4 thoughts on “Internet Archive Would Like To Know What The Association Of American Publishers Is Hiding”

  1. Scanning the book may be illegal, but if it is legal and aRchive only lends a digital copy for say 3 weeks why should that be illegal ? Libraries buy books and lend them out. That is what archive is doing – lending out a digital copy instead of a paper copy. The copy can not be pirated anymore than a regular book so I don’t see what the big deal is. The publishers just want more profit because it is a digital format, but format does not determine if a copyright violation occurred.

    • Library books aren’t the same product as retail books. They cost way more because they have different bindings and they are licensed for lending (but not format shifting). They often run north of $50 and even over $100.

      https://southslopenews.com/library-binding-vs-hardcover/

      The books scanned by the archive aren’t.

      They are as different as ebooks and audio books as far as legal usage is concerned.
      The archive is trying to game the law via courtroom smoke and mirrors.
      They deserve a quick smackdown.

  2. TechDirt long ago blew right past “copyright abuse is bad” to “copyright is bad.” Their analysis of anything copyright is not to be taken seriously.

  3. Hey, let’s not forget to blame the lawyers.

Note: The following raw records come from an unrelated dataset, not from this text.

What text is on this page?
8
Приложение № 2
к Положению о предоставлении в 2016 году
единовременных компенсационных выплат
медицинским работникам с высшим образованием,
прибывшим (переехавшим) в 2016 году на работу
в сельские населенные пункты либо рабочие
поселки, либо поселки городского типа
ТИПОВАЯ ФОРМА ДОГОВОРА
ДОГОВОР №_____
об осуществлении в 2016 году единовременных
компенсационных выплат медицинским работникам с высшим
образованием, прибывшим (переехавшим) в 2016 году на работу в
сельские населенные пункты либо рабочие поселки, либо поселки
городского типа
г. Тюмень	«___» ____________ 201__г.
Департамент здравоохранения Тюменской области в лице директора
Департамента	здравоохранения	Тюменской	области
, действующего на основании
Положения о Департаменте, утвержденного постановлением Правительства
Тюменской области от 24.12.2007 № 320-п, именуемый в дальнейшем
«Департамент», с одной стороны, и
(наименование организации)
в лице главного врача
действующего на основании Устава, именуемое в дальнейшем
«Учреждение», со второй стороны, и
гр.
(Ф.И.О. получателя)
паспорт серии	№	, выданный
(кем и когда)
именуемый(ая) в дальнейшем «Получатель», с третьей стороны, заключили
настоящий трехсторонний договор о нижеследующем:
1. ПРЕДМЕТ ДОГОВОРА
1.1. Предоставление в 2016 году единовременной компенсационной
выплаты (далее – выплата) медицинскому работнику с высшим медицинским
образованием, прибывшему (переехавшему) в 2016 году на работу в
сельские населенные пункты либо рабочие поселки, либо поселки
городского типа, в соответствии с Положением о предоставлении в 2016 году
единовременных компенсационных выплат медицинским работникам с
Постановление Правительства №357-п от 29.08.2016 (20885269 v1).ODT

    Not just the ones (correctly) cited as being officers/decisionmakers at publishers and the AAP.† The lawyers involved in this litigation — on both sides — largely come from firms better compared to playground bullies than to learned professionals (even though they at least purported consist of learned professionals).

    Put another way: I entirely agree with the end of going after the arrogant, tunnel-visioned, pig-headed, the-law-is-already-defined-as-what’s-in-my-immediate-interest… ok, this is a family-friendly forum… jerks at the Internet Archive. But before I went to law school, I was a career military officer and fully understand that the means used must match the ends to be achieved. The way both sides are approaching this litigation is out of bounds (see Rules of Professional Conduct 1.7, 1.11, 3.1, 3.4, 3.6, and 4.4 in particular).

    † A distressingly high proportion of whom used to work at the Copyright Office, such as the President of the AAP (who was the Register of Copyright before taking up the AAP post). This isn’t directly relevant to this lawsuit… yet. It is, however, directly relevant to the concept of “agency capture” (a/k/a “regulatory capture”) and the very framework of this dispute.